So I have two python scripts. The first is a parser that scans through thousands of files and the second is a scheduler that forks the scan on hundreds of separate directories. My problem is this:
I have a limited amount of disk resources and each scan uses around 1GB of local sqlite3 storage. I need to limit the number of processes so that while the max number of processes is running, I wont get a disk IO error, which I've been getting.
I've tried using the following code to fork the scans and keep the processes at 8, but when I look in my temp directory (where the temp local files are stored) there are substantially more than 8 files showing my that I'm not limiting the processes properly (I use os.remove to get rid of the temp files after the scan is done).

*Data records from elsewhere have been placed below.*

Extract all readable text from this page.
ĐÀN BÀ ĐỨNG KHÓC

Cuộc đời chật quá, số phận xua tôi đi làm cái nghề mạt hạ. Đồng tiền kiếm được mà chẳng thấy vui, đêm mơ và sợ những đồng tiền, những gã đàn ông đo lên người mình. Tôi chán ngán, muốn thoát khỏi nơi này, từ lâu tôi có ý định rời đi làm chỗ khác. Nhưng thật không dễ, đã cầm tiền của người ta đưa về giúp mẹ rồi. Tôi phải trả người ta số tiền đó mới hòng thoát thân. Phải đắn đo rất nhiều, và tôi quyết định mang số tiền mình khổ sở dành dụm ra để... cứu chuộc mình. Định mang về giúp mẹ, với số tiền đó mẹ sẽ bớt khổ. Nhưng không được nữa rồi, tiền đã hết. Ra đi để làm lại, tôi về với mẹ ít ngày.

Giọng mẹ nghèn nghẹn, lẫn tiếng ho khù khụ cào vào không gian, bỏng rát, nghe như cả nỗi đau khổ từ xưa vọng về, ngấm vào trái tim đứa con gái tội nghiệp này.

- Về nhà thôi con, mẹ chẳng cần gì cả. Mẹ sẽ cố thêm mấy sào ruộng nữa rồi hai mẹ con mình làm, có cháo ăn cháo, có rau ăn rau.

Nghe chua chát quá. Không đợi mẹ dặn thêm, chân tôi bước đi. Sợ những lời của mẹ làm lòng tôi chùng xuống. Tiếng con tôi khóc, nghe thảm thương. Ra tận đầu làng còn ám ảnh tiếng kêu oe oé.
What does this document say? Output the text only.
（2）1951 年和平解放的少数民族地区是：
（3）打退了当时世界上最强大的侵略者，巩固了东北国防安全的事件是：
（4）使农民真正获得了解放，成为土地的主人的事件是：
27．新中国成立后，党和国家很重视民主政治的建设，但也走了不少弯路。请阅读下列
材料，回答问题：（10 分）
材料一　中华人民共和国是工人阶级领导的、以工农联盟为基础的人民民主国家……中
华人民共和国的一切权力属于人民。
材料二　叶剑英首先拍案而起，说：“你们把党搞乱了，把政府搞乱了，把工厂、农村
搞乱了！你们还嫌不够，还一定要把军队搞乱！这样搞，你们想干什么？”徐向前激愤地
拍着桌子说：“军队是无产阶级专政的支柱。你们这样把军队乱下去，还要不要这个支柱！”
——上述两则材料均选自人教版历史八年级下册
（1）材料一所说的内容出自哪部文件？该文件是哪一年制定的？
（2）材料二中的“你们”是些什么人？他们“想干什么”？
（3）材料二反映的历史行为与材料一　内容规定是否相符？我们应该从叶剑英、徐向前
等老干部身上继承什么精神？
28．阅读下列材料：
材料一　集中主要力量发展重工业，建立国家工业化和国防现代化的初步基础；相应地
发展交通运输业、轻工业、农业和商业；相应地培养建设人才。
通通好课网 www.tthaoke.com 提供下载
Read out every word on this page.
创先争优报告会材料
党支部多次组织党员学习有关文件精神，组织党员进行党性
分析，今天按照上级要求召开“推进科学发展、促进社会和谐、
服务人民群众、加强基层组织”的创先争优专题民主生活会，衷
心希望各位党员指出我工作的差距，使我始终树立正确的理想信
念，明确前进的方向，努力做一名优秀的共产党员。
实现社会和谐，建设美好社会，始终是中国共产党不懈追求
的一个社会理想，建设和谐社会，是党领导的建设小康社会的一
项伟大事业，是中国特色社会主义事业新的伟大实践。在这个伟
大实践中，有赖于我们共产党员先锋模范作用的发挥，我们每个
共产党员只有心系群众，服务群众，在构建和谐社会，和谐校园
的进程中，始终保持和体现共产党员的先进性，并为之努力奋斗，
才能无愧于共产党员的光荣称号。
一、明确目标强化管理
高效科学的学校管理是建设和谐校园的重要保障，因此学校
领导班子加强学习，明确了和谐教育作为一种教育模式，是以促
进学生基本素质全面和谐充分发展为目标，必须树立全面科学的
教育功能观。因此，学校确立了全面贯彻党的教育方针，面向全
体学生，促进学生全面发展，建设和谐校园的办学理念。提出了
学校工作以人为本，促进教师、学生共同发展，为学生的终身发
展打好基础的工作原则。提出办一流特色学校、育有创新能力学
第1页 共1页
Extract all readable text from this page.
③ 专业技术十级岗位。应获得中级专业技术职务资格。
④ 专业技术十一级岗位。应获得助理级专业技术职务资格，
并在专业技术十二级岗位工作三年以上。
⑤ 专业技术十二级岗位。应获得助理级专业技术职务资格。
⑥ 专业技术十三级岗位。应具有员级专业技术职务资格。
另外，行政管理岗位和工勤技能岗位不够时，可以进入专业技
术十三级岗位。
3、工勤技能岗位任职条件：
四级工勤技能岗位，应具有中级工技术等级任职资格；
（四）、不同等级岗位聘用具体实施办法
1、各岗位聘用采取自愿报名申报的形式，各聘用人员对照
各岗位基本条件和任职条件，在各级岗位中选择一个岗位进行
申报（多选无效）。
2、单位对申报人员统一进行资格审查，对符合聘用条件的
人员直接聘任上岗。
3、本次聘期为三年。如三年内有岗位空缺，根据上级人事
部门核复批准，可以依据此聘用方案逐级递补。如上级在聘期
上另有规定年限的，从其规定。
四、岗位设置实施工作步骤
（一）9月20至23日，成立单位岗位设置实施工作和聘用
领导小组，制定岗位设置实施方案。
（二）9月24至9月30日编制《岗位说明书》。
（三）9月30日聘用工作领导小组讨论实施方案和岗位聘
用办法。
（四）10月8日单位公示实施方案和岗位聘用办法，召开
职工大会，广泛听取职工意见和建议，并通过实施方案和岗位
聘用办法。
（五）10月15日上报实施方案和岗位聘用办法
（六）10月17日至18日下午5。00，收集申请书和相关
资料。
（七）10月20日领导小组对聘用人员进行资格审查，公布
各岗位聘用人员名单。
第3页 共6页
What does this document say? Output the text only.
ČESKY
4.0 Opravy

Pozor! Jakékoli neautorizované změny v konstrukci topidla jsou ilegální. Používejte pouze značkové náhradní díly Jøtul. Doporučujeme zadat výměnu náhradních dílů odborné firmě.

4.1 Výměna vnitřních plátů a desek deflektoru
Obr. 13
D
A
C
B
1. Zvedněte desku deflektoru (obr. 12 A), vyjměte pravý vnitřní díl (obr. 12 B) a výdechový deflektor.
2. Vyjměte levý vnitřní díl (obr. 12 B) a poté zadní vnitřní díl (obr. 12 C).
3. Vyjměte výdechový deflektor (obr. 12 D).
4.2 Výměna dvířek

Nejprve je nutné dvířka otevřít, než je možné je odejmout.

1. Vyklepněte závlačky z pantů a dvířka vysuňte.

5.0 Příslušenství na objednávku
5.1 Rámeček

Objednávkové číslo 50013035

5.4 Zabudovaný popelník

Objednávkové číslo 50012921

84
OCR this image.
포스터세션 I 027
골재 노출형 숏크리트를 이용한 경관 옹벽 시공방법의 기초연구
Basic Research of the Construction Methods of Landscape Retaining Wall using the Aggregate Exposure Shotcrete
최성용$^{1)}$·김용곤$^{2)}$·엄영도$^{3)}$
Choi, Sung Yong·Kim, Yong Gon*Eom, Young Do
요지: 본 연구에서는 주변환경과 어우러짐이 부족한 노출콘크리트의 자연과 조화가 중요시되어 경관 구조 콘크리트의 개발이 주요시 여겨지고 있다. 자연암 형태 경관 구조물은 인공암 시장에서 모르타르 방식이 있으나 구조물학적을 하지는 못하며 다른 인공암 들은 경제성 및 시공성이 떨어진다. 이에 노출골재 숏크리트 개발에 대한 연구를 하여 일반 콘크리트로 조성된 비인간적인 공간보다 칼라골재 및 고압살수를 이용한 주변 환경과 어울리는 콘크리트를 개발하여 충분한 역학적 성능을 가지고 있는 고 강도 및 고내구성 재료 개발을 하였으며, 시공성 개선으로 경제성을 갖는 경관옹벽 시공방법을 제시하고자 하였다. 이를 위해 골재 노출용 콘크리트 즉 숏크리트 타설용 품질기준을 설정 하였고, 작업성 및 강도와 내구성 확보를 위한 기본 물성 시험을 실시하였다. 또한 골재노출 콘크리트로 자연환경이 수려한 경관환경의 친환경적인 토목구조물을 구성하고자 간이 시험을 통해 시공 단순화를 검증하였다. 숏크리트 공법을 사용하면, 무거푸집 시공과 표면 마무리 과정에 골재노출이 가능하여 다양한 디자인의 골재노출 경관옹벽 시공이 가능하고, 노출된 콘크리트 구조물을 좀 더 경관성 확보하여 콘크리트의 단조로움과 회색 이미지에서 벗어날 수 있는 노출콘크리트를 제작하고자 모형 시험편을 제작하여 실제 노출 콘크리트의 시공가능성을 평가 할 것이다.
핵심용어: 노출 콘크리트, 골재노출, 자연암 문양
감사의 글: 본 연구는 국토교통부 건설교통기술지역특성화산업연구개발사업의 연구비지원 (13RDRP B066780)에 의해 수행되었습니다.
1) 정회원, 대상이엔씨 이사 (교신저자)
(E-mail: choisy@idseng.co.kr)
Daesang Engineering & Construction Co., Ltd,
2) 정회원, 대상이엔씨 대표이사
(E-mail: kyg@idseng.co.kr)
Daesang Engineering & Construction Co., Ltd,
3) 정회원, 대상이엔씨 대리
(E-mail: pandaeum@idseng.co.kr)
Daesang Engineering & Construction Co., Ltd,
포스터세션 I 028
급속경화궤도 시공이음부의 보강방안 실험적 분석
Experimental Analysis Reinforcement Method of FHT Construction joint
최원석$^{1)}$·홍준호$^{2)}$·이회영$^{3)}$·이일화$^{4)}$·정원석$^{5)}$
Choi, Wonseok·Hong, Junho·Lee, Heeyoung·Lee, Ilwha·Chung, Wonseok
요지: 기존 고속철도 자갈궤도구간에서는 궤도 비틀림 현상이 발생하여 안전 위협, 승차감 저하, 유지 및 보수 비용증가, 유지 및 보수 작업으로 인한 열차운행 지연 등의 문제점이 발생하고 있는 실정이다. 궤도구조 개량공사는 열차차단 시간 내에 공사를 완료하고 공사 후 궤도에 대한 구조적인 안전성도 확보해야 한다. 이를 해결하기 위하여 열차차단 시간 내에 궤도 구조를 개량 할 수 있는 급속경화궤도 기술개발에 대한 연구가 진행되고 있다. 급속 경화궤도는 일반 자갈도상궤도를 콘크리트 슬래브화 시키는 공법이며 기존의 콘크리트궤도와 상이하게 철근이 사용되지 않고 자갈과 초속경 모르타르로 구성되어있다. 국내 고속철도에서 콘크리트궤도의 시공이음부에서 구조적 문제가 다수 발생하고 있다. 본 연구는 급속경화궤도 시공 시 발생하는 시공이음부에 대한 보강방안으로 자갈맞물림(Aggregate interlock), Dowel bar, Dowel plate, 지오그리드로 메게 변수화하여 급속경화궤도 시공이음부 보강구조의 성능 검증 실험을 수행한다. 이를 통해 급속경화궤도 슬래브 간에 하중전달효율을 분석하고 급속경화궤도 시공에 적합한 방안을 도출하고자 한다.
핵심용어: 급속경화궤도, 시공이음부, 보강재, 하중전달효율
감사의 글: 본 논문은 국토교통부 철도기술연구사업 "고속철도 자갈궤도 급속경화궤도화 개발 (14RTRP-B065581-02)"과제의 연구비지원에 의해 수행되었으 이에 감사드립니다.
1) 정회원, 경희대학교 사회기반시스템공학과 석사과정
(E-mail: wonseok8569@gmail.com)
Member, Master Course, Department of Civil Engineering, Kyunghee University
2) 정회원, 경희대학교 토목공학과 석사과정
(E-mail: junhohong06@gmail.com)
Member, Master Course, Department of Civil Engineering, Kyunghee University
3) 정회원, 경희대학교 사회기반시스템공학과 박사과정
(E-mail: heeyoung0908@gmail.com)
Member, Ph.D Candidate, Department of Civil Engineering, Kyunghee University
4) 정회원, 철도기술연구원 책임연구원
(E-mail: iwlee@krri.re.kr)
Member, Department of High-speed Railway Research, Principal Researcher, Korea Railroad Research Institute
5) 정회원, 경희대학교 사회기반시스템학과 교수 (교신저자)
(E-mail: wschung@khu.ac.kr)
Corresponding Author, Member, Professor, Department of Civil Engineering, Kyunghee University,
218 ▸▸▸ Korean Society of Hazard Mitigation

This is my execute scan method that just forks off a process with a well-formatted command
def execute_scan(cmd):
try:
log("Executing "+ str(cmd))
subprocess.call(cmd, shell=False)
except Exception as e:
log(e)
log(cmd)
This is in my main method, where getCommand(obj) converts data in an object to a command array.
tasks = [getCommand(obj) for obj in scanQueue if getCommand(obj) is not None]
multiprocessing.Pool(NUM_PROCS).map(execute_scan, tasks)
I could use any advice I can get because I'm dealing with a lot of data and my disk is not that big.
Thanks a lot!